A key barrier to funding has been Network Rail’s reclassification as a public body, which prevents it from continuing to raise funds through the issue of corporate bonds. It now relies directly on the DfT and so its funding is subject to government fiscal constraints.

From Train Operating Companies (TOCs) perspective, the delay in the return on their investment is a central concern given the limited durations of their franchises, as well as potential imbalances in risk/reward. On the supplier side, a series of aborted or heavily amended procurements has damaged confidence and investment in technology has slowed. Cuts to Network Rail’s ETCS Cab Fitment fund, have meant that the first-in-class fitments, led by rolling stock operation companies have also suffered delays.

The upshot is that current funding sources are insufficient and private sources of finance are needed. Early market soundings suggest that there are plenty of investors waiting in the wings. We look below at the funding models which might be used and some key challenges.

Private Sector Finance Models

Project Finance

The Transport Select Committee has said that “[i]t is possible that performance-based compensation for traffic management technology providers could improve outcomes by sharing performance risk with technology suppliers.” A refined version of a PPP model – similar to the much maligned PFI (or, as it now known, PF2) – would appear to fit this brief. Suppliers would be appointed to finance, supply and maintain the equipment for the whole of its design life – anywhere up to 25 or 30 years. They would shoulder most or all of the capital investment, take development risk and, once operational, receive an availability payment based on the achievement of KPIs during the term.

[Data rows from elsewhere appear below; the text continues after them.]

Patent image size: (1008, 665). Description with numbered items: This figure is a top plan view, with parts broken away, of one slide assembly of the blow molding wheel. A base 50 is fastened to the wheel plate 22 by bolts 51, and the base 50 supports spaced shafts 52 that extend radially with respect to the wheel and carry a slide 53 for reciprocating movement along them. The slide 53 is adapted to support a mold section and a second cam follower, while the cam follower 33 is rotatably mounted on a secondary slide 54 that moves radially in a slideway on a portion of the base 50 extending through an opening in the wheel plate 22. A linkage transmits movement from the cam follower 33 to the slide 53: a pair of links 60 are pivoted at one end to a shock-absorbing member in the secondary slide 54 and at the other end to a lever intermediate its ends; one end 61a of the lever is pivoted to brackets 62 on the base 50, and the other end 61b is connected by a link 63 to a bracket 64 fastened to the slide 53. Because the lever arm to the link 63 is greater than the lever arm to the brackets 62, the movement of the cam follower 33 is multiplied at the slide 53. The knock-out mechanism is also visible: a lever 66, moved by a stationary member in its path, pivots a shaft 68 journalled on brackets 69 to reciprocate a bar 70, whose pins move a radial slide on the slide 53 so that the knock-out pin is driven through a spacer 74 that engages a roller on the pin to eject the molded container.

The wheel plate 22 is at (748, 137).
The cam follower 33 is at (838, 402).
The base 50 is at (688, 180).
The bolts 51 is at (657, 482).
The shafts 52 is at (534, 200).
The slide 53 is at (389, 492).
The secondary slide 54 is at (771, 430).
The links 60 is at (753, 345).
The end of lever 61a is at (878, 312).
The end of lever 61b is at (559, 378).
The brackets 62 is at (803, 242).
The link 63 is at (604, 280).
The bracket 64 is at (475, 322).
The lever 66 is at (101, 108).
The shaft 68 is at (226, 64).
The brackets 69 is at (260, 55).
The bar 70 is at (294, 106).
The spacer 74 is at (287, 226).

Similar models were used in the InterCity Express Programme and Thameslink rolling stock procurement, and any process used in this instance would certainly benefit from implementing the lessons learned from these deals.

However, whole-industry buy-in will be required. The TOCs, especially, will need to be adequately incentivised and allowed commercial and contractual flexibility to mitigate the associated risks. In particular, given the significant financial consequences of late or cancelled trains, the pass-down of risk from the TOC to the supplier for performance failures will be of central importance.

Asset Finance

Asset finance could be used to finance on-board technologies. Equipment would be purchased and owned by financiers and rented to TOCs. This should overcome concerns over a lack of tenure, as the TOC would only pay for the asset while it operates the franchise. Financiers’ concerns around ensuring a guaranteed whole-life lease could be overcome by undertakings (known as “Section 54 Undertakings”) from DfT, although the Department’s enthusiasm for these undertakings has waned in recent years.

Whilst this model could work well for new rolling stock, subject to the correct alignment of procurement programmes, it may be less suitable where equipment is retrofitted, given that the equipment might well outlive the rolling stock on which it is installed.

Franchise bid with residual value mechanism

A recommendation of the Brown Review, we are now seeing residual value mechanisms being used to encourage franchisee investments in projects which have a commercial return beyond the franchise term.

Given that upfront capital investment is still required from the TOC and the appetite for further investment may be scarce, its applicability may be limited.

Conclusion

With a compelling long-term business case and a clear need to reduce the short-term capital burden on the Treasury, the requirement for private finance is clear. Appropriate models are being considered by Network Rail and DfT. In practice, and in common with Network Rail’s approach to the latest business cases, each project will need to be assessed on a route-specific basis. Timetable planning, programme alignment and franchise requirements will all play their part. At the market level, it will be important to ensure stakeholders are incentivised by continuing to rebuild supplier confidence and offer TOCs reasonable contractual and commercial ways to mitigate the impact of the new system.